“Dengan tujuan yaitu adanya semangat untuk memanfaatkan benih lobster untuk kesejahteraan masyarakat,” ungkapnya.
Kemudian, Edhy juga menerbitkan Peraturan Menteri Kelautan dan Perikanan Nomor. 12/PERMEN-KP/2020 tersebut eksportir disyaratkan untuk memperoleh Benih Bening Lobster (BBL) dari nelayan kecil penangkap BBL. Sehingga itu dianggap bahwa Edhy memperhatikan nelayan.
“Sehingga jelas perbuatan terdakwa tersebut untuk menyejahterakan masyarakat khususnya nelayan kecil,” tuturnya.
Adapun, perkara ini diadili oleh Ketua Majelis Sofyan Sitompul dengan hakim anggota masing-masing Gazalba Saleh dan Sinintha Yuliansih Sibarani. Putusan diketok pada Senin, 7 Maret 2022.
Sebelumnya, hukuman Edhy di tingkat banding diperberat menjadi sembilan tahun penjara dari semula lima tahun penjara oleh Pengadilan Tinggi DKI Jakarta.

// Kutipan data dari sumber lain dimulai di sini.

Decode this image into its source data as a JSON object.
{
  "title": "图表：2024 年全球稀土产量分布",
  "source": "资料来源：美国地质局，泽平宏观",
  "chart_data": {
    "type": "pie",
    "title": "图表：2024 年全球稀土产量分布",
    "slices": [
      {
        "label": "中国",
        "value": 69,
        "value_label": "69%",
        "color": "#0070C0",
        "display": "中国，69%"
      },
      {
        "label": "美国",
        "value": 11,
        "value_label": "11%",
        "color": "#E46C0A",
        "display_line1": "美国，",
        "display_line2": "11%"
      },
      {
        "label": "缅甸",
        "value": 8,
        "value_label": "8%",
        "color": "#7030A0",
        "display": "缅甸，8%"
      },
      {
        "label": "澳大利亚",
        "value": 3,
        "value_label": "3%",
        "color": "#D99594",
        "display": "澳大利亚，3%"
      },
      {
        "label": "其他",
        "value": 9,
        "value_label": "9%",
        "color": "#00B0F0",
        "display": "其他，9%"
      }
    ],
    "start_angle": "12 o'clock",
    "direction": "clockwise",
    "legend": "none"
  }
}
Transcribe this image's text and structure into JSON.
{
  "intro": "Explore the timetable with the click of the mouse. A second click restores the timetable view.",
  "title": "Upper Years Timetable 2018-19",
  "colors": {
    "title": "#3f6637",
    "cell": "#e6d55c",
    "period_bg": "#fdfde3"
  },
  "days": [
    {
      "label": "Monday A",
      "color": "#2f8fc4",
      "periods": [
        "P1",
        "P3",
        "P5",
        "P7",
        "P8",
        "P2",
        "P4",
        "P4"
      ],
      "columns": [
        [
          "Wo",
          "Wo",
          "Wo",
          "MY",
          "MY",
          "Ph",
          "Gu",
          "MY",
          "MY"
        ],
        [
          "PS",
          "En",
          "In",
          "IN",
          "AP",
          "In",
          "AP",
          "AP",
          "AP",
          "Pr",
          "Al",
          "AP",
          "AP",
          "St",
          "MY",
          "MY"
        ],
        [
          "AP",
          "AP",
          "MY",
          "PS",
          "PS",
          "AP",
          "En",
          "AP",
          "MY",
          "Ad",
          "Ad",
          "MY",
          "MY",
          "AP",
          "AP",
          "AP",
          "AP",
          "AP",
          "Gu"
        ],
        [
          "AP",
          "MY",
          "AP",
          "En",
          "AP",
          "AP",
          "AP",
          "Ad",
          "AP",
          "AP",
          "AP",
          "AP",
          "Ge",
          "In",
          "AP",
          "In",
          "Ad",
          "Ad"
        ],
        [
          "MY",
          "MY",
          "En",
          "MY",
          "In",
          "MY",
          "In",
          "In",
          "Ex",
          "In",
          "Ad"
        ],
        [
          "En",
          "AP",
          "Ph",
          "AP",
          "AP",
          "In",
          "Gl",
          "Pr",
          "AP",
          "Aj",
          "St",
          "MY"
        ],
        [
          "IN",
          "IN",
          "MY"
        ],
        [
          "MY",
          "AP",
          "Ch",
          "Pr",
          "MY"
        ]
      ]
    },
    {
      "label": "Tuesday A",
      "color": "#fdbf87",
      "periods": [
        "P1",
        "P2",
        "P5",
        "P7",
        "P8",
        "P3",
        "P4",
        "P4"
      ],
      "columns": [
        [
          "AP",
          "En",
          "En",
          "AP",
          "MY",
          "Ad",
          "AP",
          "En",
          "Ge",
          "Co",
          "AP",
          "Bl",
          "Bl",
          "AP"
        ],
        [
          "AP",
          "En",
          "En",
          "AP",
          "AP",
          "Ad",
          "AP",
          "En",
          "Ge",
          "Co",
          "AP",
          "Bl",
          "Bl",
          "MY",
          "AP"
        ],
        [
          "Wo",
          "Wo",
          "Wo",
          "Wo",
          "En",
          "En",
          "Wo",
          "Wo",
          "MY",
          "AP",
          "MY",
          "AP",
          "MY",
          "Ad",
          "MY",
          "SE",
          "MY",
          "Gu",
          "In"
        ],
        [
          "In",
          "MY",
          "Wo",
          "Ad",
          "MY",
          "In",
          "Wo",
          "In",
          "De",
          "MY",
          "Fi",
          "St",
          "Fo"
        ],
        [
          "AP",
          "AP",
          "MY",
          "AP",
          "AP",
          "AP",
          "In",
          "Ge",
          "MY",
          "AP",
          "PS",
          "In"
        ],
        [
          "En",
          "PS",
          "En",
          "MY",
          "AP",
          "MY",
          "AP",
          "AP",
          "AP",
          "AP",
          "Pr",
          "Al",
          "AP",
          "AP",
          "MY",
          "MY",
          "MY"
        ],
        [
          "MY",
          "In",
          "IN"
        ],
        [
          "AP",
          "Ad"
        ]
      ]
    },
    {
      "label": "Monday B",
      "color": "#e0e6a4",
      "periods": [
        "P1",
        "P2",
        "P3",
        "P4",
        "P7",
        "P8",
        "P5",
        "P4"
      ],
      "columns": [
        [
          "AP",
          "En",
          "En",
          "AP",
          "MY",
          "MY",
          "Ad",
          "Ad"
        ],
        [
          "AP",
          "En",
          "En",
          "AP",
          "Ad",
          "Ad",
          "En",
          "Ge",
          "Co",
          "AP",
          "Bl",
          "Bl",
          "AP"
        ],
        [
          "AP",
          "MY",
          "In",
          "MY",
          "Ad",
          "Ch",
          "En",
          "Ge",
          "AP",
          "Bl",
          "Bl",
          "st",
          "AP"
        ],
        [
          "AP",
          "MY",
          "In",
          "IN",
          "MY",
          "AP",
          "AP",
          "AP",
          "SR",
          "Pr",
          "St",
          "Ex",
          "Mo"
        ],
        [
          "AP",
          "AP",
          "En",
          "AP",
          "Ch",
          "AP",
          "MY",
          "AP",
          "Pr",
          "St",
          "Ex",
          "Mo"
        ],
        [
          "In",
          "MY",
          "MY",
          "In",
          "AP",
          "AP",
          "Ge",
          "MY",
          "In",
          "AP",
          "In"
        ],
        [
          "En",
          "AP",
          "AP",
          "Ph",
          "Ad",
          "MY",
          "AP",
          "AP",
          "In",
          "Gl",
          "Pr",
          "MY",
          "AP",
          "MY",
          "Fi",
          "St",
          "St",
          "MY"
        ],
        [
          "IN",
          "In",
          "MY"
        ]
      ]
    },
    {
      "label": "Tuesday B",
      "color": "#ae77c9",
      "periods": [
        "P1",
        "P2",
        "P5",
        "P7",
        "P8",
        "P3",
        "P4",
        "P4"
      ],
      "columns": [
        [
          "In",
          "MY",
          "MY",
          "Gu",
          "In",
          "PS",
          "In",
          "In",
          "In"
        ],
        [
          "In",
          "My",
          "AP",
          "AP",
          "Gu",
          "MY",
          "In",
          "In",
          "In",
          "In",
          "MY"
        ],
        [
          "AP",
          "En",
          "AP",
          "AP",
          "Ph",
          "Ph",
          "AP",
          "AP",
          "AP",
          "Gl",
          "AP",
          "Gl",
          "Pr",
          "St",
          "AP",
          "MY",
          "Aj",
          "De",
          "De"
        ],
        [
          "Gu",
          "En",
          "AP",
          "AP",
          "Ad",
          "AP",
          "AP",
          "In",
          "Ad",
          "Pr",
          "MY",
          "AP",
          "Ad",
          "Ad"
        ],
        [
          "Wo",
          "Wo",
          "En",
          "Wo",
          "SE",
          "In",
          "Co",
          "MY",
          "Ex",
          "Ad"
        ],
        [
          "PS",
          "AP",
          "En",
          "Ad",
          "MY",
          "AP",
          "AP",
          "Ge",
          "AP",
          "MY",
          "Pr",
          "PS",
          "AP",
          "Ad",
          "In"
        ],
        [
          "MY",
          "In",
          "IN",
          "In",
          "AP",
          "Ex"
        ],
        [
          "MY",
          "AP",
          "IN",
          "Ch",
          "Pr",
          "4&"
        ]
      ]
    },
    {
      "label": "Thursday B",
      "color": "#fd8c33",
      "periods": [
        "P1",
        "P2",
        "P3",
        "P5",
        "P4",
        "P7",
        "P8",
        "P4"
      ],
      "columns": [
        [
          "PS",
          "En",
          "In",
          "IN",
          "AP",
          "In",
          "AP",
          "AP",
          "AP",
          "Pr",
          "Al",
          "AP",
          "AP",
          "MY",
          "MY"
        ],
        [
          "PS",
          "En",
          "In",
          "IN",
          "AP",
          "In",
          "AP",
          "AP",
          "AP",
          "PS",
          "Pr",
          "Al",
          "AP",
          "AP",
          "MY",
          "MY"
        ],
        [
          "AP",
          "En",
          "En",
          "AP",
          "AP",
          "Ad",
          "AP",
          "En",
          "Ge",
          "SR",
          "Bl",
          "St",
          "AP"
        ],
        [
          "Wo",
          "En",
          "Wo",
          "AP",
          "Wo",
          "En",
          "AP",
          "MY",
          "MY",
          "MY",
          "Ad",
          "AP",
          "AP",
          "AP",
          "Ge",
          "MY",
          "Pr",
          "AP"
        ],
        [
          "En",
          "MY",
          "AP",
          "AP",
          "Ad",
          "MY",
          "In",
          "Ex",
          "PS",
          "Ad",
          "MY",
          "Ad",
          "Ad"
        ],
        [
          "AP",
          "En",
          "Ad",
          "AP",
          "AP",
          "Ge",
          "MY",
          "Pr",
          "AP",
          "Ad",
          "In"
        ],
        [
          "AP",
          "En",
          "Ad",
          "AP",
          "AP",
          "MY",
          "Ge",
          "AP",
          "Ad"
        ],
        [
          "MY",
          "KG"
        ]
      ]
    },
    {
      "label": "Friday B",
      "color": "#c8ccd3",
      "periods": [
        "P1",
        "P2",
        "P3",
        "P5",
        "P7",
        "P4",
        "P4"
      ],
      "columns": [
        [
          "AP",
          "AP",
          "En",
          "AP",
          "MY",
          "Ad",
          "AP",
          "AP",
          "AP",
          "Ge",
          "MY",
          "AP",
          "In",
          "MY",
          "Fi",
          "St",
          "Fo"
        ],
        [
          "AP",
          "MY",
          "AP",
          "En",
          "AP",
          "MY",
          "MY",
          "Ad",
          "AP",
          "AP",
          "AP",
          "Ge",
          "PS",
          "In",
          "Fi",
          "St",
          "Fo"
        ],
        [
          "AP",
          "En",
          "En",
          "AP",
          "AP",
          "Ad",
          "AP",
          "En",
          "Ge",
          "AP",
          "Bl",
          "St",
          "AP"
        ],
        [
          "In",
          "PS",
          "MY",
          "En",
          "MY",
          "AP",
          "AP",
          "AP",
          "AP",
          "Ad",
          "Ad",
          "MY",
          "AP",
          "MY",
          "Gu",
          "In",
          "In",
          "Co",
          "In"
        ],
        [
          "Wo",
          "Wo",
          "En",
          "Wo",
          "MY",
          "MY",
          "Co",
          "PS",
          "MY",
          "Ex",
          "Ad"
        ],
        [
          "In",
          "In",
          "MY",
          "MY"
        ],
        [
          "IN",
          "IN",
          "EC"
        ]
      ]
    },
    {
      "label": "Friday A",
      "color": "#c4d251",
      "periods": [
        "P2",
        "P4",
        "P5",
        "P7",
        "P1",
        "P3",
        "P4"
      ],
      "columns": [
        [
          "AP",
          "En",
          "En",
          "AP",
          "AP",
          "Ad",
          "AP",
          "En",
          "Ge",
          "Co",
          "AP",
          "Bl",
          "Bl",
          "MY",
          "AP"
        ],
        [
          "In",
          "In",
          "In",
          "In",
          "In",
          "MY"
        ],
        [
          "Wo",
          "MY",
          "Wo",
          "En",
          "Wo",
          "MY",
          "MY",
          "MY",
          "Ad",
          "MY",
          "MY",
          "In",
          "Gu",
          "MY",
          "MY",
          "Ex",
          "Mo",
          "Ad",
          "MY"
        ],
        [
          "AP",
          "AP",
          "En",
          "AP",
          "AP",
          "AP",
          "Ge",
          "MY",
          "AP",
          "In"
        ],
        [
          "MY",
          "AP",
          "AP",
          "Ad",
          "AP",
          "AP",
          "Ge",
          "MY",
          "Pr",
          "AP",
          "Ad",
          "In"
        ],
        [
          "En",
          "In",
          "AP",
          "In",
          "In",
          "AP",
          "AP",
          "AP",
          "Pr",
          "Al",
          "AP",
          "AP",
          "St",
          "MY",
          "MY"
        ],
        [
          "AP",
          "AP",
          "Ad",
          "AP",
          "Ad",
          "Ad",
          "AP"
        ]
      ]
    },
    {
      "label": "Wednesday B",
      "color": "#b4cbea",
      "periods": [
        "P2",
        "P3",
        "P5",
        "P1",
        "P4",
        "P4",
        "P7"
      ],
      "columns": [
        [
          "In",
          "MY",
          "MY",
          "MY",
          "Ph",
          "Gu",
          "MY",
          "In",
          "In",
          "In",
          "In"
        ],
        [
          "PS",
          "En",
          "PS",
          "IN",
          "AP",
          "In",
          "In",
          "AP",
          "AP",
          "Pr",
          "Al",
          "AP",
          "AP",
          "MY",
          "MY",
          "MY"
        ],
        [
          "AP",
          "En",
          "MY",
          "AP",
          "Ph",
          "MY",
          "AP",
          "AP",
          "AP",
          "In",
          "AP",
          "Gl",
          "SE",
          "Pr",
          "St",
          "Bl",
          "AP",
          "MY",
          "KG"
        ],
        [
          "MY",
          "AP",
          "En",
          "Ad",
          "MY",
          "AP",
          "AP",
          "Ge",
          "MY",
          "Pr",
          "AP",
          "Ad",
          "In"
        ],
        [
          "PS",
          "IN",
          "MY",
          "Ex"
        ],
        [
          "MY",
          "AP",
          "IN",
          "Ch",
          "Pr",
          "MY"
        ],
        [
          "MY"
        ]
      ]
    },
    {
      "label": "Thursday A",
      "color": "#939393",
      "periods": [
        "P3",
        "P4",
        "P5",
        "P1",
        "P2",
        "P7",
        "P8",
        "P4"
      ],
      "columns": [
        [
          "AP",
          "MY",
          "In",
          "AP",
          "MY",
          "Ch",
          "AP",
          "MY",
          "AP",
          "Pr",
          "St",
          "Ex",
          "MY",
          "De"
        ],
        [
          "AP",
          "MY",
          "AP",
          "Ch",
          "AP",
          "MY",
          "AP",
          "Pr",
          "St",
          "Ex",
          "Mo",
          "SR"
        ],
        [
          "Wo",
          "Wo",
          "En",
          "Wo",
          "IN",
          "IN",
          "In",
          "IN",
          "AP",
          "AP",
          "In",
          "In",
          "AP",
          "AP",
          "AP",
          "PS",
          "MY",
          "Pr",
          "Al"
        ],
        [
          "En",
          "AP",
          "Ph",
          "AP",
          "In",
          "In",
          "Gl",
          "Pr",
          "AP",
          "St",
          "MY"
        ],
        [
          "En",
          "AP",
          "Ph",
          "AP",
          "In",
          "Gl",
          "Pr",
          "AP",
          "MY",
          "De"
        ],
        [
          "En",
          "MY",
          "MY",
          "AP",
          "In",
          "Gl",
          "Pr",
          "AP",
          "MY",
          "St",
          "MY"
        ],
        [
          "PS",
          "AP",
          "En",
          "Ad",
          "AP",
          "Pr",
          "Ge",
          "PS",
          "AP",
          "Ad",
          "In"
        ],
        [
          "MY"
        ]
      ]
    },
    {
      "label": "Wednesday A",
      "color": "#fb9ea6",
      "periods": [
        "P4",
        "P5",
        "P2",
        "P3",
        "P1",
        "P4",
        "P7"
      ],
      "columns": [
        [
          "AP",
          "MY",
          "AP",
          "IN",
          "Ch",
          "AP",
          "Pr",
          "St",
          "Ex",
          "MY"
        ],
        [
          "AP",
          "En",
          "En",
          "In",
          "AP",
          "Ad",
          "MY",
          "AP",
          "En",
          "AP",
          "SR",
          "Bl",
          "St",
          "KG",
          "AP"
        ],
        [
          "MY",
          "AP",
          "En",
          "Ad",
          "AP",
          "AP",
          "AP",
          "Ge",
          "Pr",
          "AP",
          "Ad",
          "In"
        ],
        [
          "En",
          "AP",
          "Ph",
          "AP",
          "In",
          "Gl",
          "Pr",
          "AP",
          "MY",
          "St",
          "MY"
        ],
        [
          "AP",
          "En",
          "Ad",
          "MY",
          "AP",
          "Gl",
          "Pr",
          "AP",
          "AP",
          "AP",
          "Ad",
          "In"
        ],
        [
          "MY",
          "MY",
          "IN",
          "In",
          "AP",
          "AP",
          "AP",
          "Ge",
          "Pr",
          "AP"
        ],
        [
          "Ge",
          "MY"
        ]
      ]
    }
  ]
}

Ia dinilai terbukti melakukan tindak pidana korupsi secara bersama-sama terkait penetapan izin ekspor benih lobster.
Edhy juga dihukum membayar uang pengganti sebesar Rp9.687.447.219 dan US$ 77.000 dengan memperhitungkan uang yang telah dikembalikan.
Lebih lanjut, majelis tingkat banding juga mencabut hak politik Edhy selama tiga tahun setelah yang bersangkutan selesai menjalani masa pidana pokok atau hukuman 9 tahun penjara.
Edhy dinilai terbukti menerima suap sebesar US$77.000 atau sekitar Rp 1,12 miliar dan Rp 24,62 miliar terkait proses persetujuan pemberian izin budi daya lobster dan izin ekspor Benih Bening Lobster (BBL) kepada para eksportir. (jpg/fajar)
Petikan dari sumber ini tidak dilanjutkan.